On November 6, 1944, Hakim, along with Eliyahu Bet-Zuri carried out the assassination of Lord Moyne in Cairo.

Moyne arrived in his car with his army driver, Lance Corporal A. Fuller, his secretary, Dorothy Osmond, and his ADC, Major Andrew Hughes-Onslow. The ADC went to open the front door of the residence and the driver got out to open the door for Moyne. Hakim then pulled the car door open and shot Moyne three times, while Bet-Zuri shot and killed the driver. The two assassins fled on their bicycles, pursued by an Egyptian motorcycle policeman who had been alerted by Major Hughes-Onslow. The two were captured and surrounded by an angry mob until they were extracted by the police. Moyne, seriously wounded, was rushed to hospital and died of his wounds that evening.

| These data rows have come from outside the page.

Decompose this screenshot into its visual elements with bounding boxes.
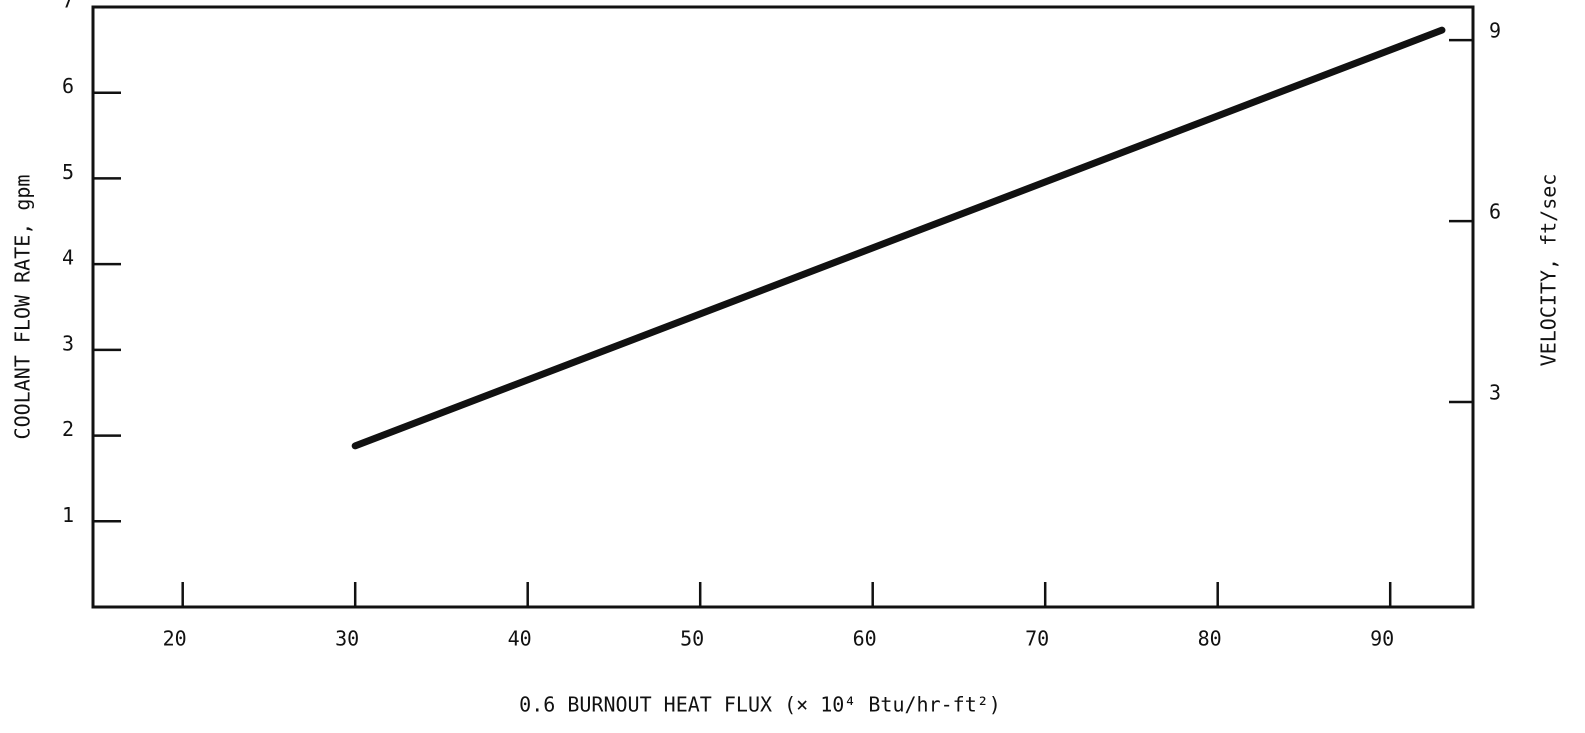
y2-tick-label: 6 [1489,200,1501,224]
x-tick-label: 30 [335,627,359,651]
y2-tick-label: 3 [1489,380,1501,404]
x-tick-label: 40 [508,627,532,651]
x-tick-label: 50 [680,627,704,651]
x-tick-label: 90 [1370,627,1394,651]
y-tick-label: 4 [62,246,74,270]
y-tick-label: 7 [62,0,74,13]
y-tick-label: 1 [62,503,74,527]
plot-frame [91,5,1475,609]
x-tick-label: 60 [853,627,877,651]
y2-axis-label: VELOCITY, ft/sec [1537,174,1561,367]
y-tick-label: 5 [62,160,74,184]
y2-tick-label: 9 [1489,19,1501,43]
x-tick-label: 80 [1198,627,1222,651]
y-tick-label: 2 [62,417,74,441]
y-axis-label: COOLANT FLOW RATE, gpm [11,175,35,440]
data-line [351,26,1446,450]
x-tick-label: 20 [163,627,187,651]
y-tick-label: 6 [62,74,74,98]
x-tick-label: 70 [1025,627,1049,651]
y-tick-label: 3 [62,331,74,355]
x-axis-label: 0.6 BURNOUT HEAT FLUX (× 10⁴ Btu/hr-ft²) [519,693,1001,717]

Hakim and Bet-Zuri were caught immediately and put on trial before a military court. They were convicted of murder and sentenced to death. Both were hanged in Cairo on March 22, 1945, singing Hatikvah, the Zionist anthem, on the gallows.

==Legacy==
Hakim and Bet-Zuri's remains were brought to Israel in 1975 and reburied on Mount Herzl with full military honors.

Streets named after Hakim are located in all Israeli main cities: French Carmel neighborhood of Haifa, Northern Tel-Aviv, Jerusalem and Be'er Sheba.